Diversification might be a much better approach. I am not saying start a blog then ditch it if it doesn’t work out right away, quite the opposite. Stick with the original blog and also start a new one!

If you have tweaked blog number one to the point where it does the best it can, you have a great design, lots of content, good traffic, start a new blog taking everything you have learned. I often find new blog projects teach me things I can take back to old ones too.

With two blogs you have protection against a niche going sour, you have double the potential audience, double the pool of topics to write about. You also carry with you the experience of getting the first blog up and running. Hopefully you would be able to bring with you some of your existing readers and if your topics overlap a little you can link to your new blog heavily to help launch the new one.

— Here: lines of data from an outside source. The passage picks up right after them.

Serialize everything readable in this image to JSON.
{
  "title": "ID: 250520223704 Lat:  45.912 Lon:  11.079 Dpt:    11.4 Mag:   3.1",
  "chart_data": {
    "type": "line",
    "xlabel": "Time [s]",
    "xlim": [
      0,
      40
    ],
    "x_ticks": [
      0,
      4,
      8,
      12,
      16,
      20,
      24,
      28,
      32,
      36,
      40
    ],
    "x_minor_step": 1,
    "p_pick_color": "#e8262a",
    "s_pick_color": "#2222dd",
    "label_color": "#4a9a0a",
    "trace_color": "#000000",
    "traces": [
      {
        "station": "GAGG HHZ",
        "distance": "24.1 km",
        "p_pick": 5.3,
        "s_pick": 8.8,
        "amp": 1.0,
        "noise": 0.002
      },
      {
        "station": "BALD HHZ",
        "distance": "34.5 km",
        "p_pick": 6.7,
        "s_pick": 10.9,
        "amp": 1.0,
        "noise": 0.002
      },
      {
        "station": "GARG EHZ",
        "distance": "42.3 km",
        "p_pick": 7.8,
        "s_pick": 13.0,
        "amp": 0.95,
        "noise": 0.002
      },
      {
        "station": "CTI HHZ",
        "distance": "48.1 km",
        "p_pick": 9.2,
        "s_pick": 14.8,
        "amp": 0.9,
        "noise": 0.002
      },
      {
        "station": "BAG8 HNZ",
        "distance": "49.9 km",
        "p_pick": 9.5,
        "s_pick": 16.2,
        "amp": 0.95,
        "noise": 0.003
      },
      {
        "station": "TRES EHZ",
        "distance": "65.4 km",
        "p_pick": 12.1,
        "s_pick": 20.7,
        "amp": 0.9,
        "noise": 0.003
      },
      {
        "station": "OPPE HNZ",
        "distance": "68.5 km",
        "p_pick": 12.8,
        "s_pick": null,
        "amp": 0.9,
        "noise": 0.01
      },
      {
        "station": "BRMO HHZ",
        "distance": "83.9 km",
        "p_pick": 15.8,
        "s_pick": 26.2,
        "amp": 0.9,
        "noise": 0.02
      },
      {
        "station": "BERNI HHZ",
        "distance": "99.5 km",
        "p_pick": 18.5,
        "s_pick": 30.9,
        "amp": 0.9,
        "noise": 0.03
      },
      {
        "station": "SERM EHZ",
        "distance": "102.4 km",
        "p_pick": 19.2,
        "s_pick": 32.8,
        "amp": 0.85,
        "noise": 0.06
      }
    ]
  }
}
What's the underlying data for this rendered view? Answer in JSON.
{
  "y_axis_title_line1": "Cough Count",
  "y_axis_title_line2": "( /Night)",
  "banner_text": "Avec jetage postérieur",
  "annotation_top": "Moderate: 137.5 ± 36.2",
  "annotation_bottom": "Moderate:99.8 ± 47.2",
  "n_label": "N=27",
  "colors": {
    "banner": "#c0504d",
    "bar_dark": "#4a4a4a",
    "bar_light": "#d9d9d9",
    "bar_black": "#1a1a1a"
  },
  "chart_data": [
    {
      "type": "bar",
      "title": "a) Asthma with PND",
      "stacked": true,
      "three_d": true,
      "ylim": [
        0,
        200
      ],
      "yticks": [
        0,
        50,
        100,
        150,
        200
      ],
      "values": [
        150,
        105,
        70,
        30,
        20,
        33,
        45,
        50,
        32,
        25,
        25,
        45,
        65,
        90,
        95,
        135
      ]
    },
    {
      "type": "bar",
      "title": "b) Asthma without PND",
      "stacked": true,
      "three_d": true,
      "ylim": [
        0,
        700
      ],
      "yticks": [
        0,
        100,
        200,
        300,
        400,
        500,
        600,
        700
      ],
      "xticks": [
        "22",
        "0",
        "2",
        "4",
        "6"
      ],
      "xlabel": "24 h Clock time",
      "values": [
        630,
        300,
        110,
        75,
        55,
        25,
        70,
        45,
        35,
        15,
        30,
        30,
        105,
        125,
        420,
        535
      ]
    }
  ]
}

Take a look at some of the more successful pro bloggers. Yes there are names who are famous for having a single blog (usually attached to Microsoft, Google or Yahoo!) but then there are others like Darren who not only has a blog network he is practically a one-man blog network with several blogs of his own.

It needn’t be much more work to launch more blogs. Keep in mind what I say above, the more you write the better and faster you become. If you are short of time though, and currently posting four posts a day to your current blog, would your readers be that much upset if you were to drop to three or two? And the new blog, do you absolutely have to post every day?

Of course I would recommend you find time to post good quality and post a lot, but let’s be realistic. Also you may find your new blog produces so much more than the last it becomes your new number one blog and its the other you post less frequently to. I find though when I post on different topics my mind is refreshed and better able to come up with ideas for all topics. It actually helps the creativity to get out of a single blog rut!

As well as a new revenue stream and diversification of income and different monetization methods a new blog affords, network effects will also potentially increase the value and prominence of both. Add another and another and it will only increase.

Common sense point three: one blog is great, more is better – you can’t have too much of a good thing!

Summary

If you are serious about blogging then it is worth putting in the work, post great stuff, post often and post to more than one blog. Don’t hoard all your attention on blog number one, spread the love!

2 thoughts on “Maximise Your Income With Common Sense

  1. Found this post only recently and it is good to know I have some common sense.

    Already doing most of what mentioned here. Hoping to see the income part in due time.